Finanzkrise greift um sich. Als gehe es an der Wall Street nicht schon turbulent genug zu, hat die AIG am Sonntagabend mitgeteilt, dass sie einen 40 Milliarden Dollar Überbrückungskredit von der Notenbank benötige. Ansonsten drohe AIG eine Herabstufung durch die Rating-Agenturen. Diese Mitteilung machte erschreckend deutlich, dass sich die Finanzkrise in den USA auch auf weitere Sektoren - AIG ist einer der größten Versicherer des Welt - ausdehnen könnte.

AIG-Krise. Die AIG-Krise begann am Freitag, als die Aktien um fast 50 Prozent fielen. Grund war die Sorge des Marktes, der große Versicherer werde nicht in der Lage sein, notwendiges Kapital aufzunehmen. In den vergangenen drei Quartalen hat der Versicherer im Hypothekenbereich 18 Milliarden Dollar Verlust gemacht. Standard and Poor's erklärte am Freitag, man prüfe eine Herabstufung von AIG, was nach Meinung vieler Analysten das Ende für das Unternehmen bedeutet hätte. Als einer der weltgrößten Versicherer hat AIG 74 Millionen Kunden in 130 Ländern.
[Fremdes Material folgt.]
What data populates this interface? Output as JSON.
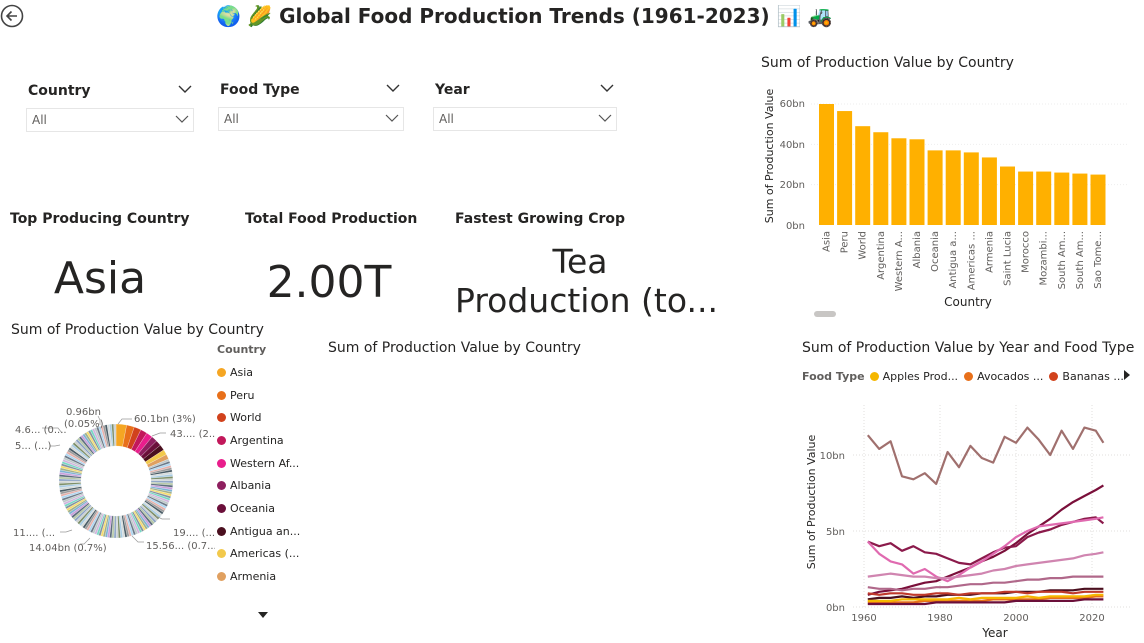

Wer ist der nächste? Seit dem Ausbrechen der Finanzkrise sind nach der jüngsten Eskalation nur mehr zwei der ehemals fünf größten Investmentbanken der USA übrig geblieben. "Wer ist der nächste?", lautet daher die Frage, die zahlreiche Beobachter aufwerfen. Damit "nicht noch mehr über die Klinge springen", haben zehn Banken einen Nothilfefonds ins Leben gerufen, der mit insgesamt 70 Milliarden US-Dollar gefüllt wurde. Der Hintergrund ist klar: Die US-Notenbank konnte und wollte Lehman Brothers nicht helfen. Nun müssen sich die Banken selbst helfen können. Denn die Gefahr, dass ein weiteres Institut kollabiert ist durch die Lehman-Insolvenz größer geworden.